The team also looked at another proxy of reproductive success in the Himba, handgrip strength (HGS), which is considered a sign of phenotypic quality (i.e. health) in both modern and indigenous populations. On average, individuals with good HGS have healthier weights at birth, and they live longer and have lower risk of cognitive diseases in old age. In men, good HGS has been associated with higher testosterone levels, lean muscle mass and facial attractiveness. “If an individual’s phenotype (traits expressed in the body from genes) is robust, that person has a healthy immune system to fight infection and can do strenuous work under harsh environments, all the while producing healthy offspring,” Pipitone says.

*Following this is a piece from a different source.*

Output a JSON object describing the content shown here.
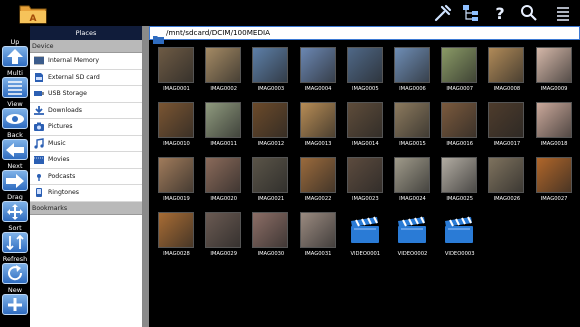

Because HGS is associated with health, the researchers hypothesized that higher strength would predict better reproductive success. The so-called Grandmother Hypothesis, they believed, could explain the association. This idea suggests that living past their childbearing years is an adaptive trait that allows women to help provide for their grandchildren; strong grandmothers will be able to help more, and should therefore have more grandchildren.

Team member Jeremy Atkinson, a psychologist at SUNY-Albany, found that women with higher HGS had more children and “genetic vectors,” the combination of children and grandchildren. When looking at grandchildren alone, they didn’t find the association, which Pipitone believes could be explained by the smaller number of grandchildren in the sample. The findings therefore only indirectly support the so-called Grandmother Hypothesis.

Still, the finding that stronger women have more children confirms that HGS is valid proxy of reproductive success, and it refutes the common assumption that strength is more important for reproductive success in men than in women, especially in an indigenous population, in which the ability to survive depends on physical labor. Among the Himba, men herd livestock while women take care of the day-to-day business of living. “Looking at what these women do is incredible,” Pipitone says. “Walking miles for water, having to dig up tubers in harsh, dry soil, all with children strapped to them.”

“Totally ‘dainty’ females like we see today in modern society have feminine characteristics and most men find these traits attractive, but getting back to how humans have lived over evolutionary history probably tells a slightly different story,” he continues. “A combination of strength and femininity was probably more valuable among early humans.”